Hay dos tipos de reaccionarios, que pueden coincidir en diversos objetivos, pero difieren fundamentalmente en su actitud hacia el cambio histórico. Unos añoran el regreso a un estado de perfección que ellos creen que existía antes de la revolución (la cual puede ser política, pero también social, económica y cultural). Otros suponen que cualquier revolución es un hecho que no tiene marcha atrás, pero que la única respuesta a una transformación tan radical es llevar a cabo otra similar.
Para referirse al segundo grupo, en la actualidad estadounidense no hay mejor ejemplo que los miembros del Tea Party, unos contrarrevolucionarios que buscan destruir todas las leyes, principios y normas que llevaron a la creación de una sociedad con servicios de seguridad social, asistencia pública y beneficios para los más necesitados, y volver a la época del capitalismo más salvaje de la década de 1920, existente antes del establecimiento del New Deal/Fair Deal de las décadas de 1930 y 1940 y de la puesta en práctica años después del concepto de la Nueva Frontera/Gran Sociedad de los años 60.
En lo que se refiere a Cuba, en la actualidad es correcto catalogar de reaccionario al actual mandatario Raúl Castro, cuyas anunciadas reformas son pocas, superficiales y atrasadas.

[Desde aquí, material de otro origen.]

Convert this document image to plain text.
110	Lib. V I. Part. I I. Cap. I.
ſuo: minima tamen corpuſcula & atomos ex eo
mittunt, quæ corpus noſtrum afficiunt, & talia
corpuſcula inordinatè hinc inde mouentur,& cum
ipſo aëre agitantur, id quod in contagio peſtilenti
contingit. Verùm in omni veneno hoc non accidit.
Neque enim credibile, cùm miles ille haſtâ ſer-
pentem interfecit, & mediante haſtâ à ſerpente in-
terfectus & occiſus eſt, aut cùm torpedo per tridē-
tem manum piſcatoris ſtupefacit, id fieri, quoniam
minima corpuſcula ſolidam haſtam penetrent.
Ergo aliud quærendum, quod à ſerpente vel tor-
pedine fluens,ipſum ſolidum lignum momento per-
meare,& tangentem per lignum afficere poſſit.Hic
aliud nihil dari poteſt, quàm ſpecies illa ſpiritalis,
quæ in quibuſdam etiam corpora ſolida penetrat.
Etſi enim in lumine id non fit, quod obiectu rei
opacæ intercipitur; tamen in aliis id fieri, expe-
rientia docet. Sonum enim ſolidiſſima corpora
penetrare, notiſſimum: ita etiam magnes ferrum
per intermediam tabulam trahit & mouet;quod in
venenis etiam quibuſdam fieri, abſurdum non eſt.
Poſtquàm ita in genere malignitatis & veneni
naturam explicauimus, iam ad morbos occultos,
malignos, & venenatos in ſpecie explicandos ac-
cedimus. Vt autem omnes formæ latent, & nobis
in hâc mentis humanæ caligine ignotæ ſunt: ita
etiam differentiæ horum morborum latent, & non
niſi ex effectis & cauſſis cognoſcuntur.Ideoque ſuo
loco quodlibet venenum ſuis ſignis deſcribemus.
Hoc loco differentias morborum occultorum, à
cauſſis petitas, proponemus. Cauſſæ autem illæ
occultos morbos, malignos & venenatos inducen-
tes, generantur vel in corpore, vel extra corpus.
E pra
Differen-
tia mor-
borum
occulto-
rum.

Pero al mismo tiempo, la parte más visible del exilio —en lo que respecta a la opinión política— se niega a adoptar una posición progresista, y ha acogido con beneplácito la actitud ultraconservadora incendiaria que caracteriza al Tea Party. En una contradicción política más, estos exiliados adoptan al mismo tiempo la nostalgia retrógrada y la combatividad de Tea Party. Son revolucionarios-reaccionarios.
Sin embargo, entre quienes rechazan al régimen en la Isla no está presente el afán contrarrevolucionario de destruir por completo a la sociedad existente, ni tampoco la vuelta nostálgica a la Cuba de ayer.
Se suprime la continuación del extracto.